Kanser vücudumuzda bir hücrenin günün birinde hiçbir kontrol dinlemeden büyüyüp çoğalması sonucunda ortaya çıkan bir hastalıktır. Vücudumuz çeşitli organlardan oluşur ve her organ milyonlarca hücreden meydana gelir. Zaman içinde bu hücreler büyüyüp bölünerek o organı yeniliyorlar. Bir hücrenin ne zaman büyüyüp bölünmesi gerektiğini hücre çekirdeğinde bulunan genler tayin ediyorlar. Bir grup gen, hücreye “büyü-bölün” diyor; diğer bir grup da “artık yeter dur” diyor. Günün birinde bölünmeyi sağlayan genler fazla çalışmaya veya bölünmeyi durduran genler çalışmamaya başlarsa, hücre durmadan bölünmeyi sürdürüyor ve ortaya bir kitle çıkıyor. Tümör adı da verilen bu kitle kanser olayının ta kendisi. Bu kanserli hücreler o organa ait görevlerini yerine getirmedikleri gibi, çevre hücrelerin üstüne baskı yapıp onların yiyeceğini çalmaya başlıyorlar, ve günün birinde lenf dolaşımına katılarak lenf bezelerine sıçrıyor veya kan dolaşımına katılarak diğer organlara gidiyorlar karaciğer, akciğer, kemik gibi. Kanserin insanın ölümüne yol açması işte bu hücrelerin organların görevini sürdürmesine mani olması ile gerçekleşiyor.
Türkiye’de kanser diğer batılı toplumlardan oldukça farklı algılanıyor “kanser” kelimesi bir tabu. Kanser denince, kanser eşittir ölüm şeklinde düşünülüyor. Halbuki kanserli hasta iyileşebilir. Üstelik diğer birçok hastalıkta tamamen iyileşmek mümkün olamadığı halde birçok kanser türünde tamamen iyileşmek mümkün. Tamamen iyileşemeyen hastaların çoğunda ise modern tedaviler sayesinde yaşam süresinin anlamlı bir şekilde uzadığını ve hayat kalitesinin arttığını görüyoruz. Dr. Sidney Farber’ın 55 yıl önce Boston da ufak bir laboratuarın köşesinde çalışarak keşfettiği ilk kemoterapi ilacından bu yana kemoterapi ilaçlarının sayısı ve niteliklerinde (özellikle günümüzde) çok önemli gelişmeler görülüyor.
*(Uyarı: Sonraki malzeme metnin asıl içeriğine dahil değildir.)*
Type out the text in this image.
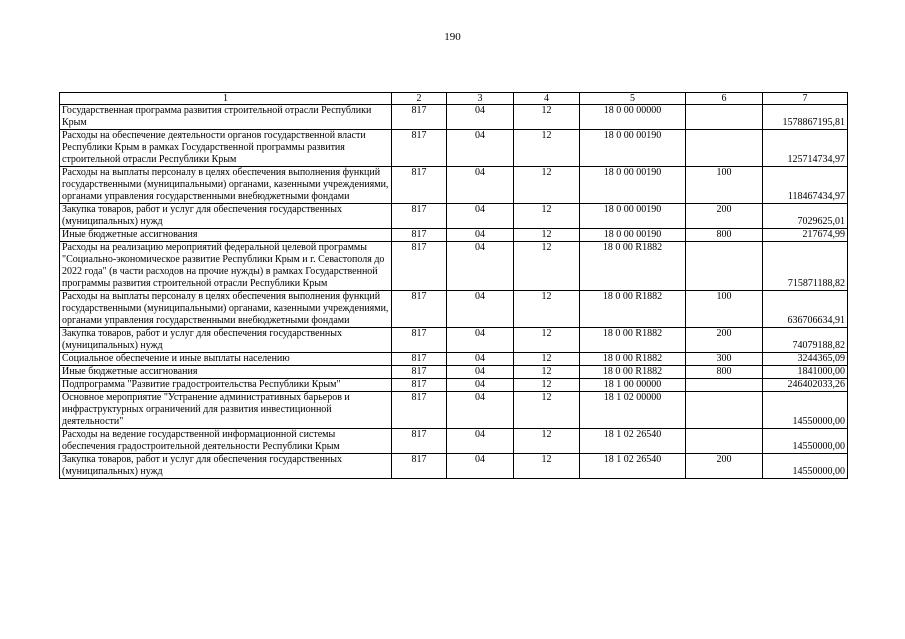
190
1	2	3	4	5	6	7
Государственная программа развития строительной отрасли Республики Крым	817	04	12	18 0 00 00000		1578867195,81
Расходы на обеспечение деятельности органов государственной власти Республики Крым в рамках Государственной программы развития строительной отрасли Республики Крым	817	04	12	18 0 00 00190		125714734,97
Расходы на выплаты персоналу в целях обеспечения выполнения функций государственными (муниципальными) органами, казенными учреждениями, органами управления государственными внебюджетными фондами	817	04	12	18 0 00 00190	100	118467434,97
Закупка товаров, работ и услуг для обеспечения государственных (муниципальных) нужд	817	04	12	18 0 00 00190	200	7029625,01
Иные бюджетные ассигнования	817	04	12	18 0 00 00190	800	217674,99
Расходы на реализацию мероприятий федеральной целевой программы "Социально-экономическое развитие Республики Крым и г. Севастополя до 2022 года" (в части расходов на прочие нужды) в рамках Государственной программы развития строительной отрасли Республики Крым	817	04	12	18 0 00 R1882		715871188,82
Расходы на выплаты персоналу в целях обеспечения выполнения функций государственными (муниципальными) органами, казенными учреждениями, органами управления государственными внебюджетными фондами	817	04	12	18 0 00 R1882	100	636706634,91
Закупка товаров, работ и услуг для обеспечения государственных (муниципальных) нужд	817	04	12	18 0 00 R1882	200	74079188,82
Социальное обеспечение и иные выплаты населению	817	04	12	18 0 00 R1882	300	3244365,09
Иные бюджетные ассигнования	817	04	12	18 0 00 R1882	800	1841000,00
Подпрограмма "Развитие градостроительства Республики Крым"	817	04	12	18 1 00 00000		246402033,26
Основное мероприятие "Устранение административных барьеров и инфраструктурных ограничений для развития инвестиционной деятельности"	817	04	12	18 1 02 00000		14550000,00
Расходы на ведение государственной информационной системы обеспечения градостроительной деятельности Республики Крым	817	04	12	18 1 02 26540		14550000,00
Закупка товаров, работ и услуг для обеспечения государственных (муниципальных) нужд	817	04	12	18 1 02 26540	200	14550000,00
Daha şimdiden akıllı ilaçlar, hedefe yönelik biyolojik ilaçlar ve genleri düzenleyerek kanserin büyümesini engelleyebilen birçok ufak molekül (timidin kinaz inhibitörleri), immunoterapi ilaçları kanser tedavisinin başarısını arttırıyor ve yan etkilerin azalması ile ilaç tedavisini daha insancıl bir tedavi haline getiriyor. Önümüzdeki yıllarda bu yeni ilaç ve yaklaşımlar sonucunda kanser tedavisinin çok önemli aşama kaydetmesi bekleniyor.